Les changements ne s’installent pas instantanément ; ils nécessitent du temps pour produire des résultats tangibles. Cette phase de transition, parfois appelée le “creux de la désillusion”, est une étape du cycle d’adoption du changement. Pendant cette période, les avantages ne sont pas encore évidents, ce qui peut conduire certaines personnes à croire que le changement ne fonctionne pas et à abandonner prématurément.

La courbe du deuil en contexte de changement. Probablement bien applicable egalement :) @lina Alami http://comment-innover.fr/2018/03/18/courbe-innovation/

Anticiper les défis et les solutions de rechange

Pour assurer le succès d’une nouvelle approche, il est essentiel d’anticiper les obstacles potentiels. Dans le cas du Scrum Master, envisager les défis de la méthode du “bugman” et prévoir des alternatives aurait pu contribuer à surmonter les problèmes liés aux absences et aux charges de travail excessives. Une transition réussie repose sur un engagement continu, une réflexion itérative et une adaptation en fonction des retours d’expérience.

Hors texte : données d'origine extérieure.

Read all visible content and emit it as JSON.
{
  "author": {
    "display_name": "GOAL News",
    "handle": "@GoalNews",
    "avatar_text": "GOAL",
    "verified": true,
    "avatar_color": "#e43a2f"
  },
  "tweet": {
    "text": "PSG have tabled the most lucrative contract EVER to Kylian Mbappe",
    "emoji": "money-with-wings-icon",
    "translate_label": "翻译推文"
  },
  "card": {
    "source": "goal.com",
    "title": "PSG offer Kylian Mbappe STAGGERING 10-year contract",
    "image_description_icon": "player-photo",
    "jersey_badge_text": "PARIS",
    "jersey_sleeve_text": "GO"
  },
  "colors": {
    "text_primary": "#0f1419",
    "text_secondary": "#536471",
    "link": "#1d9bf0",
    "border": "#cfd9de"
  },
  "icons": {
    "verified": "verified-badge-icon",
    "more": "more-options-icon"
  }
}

Réorienter la perception des obstacles

Rencontrer un obstacle ne signifie pas nécessairement faire marche arrière. Au contraire, c’est une opportunité de trouver des solutions pour le contourner. Parfois, la quête du confort d’un processus connu l’emporte sur l’objectif initial du changement. Dans le cas du Scrum Master, plutôt que de réintégrer un processus inefficace, il aurait été plus constructif de chercher à inclure tous les membres de l’équipe dans le rôle, conformément à la pratique.

En fait d’une façon générale, face à une difficulté pour atteindre un objectif, la bonne posture n’est pas de reculer mais de regarder comment contourner l’obstacle 😎

Pour ne pas échouer

Pour ne pas être confronté à l’échec, une bonne pratique est de ne plus faire de tentatives, mais des expérimentations. Un essai amène un résultat, que le soit le succès ou l’échec, et dis toi bien que changer c’est très probablement rencontrer des difficultés. Si la culture de l’échec n’existe pas dans ton contexte, il vaut mieux t’enlever du stress inutile. Tu expérimentes! Une expérimentation amène des constats, certains souhaitables et d’autres non, mais c’est surtout un apprentissage, et sur la base de cet apprentissage, on décide de la prochaine phase de l’expérimentation.

La pratique du bugman/pompier

Cette pratique consiste à décider chaque semaine d’une personne de l’équipe de gérer les inattendus d’une façon générale, dans notre cas, les bugs remontés pendant que l’équipe doit se concentrer sur l’itération en cours. Elle est régie par des règles simples qui ont un grand impact.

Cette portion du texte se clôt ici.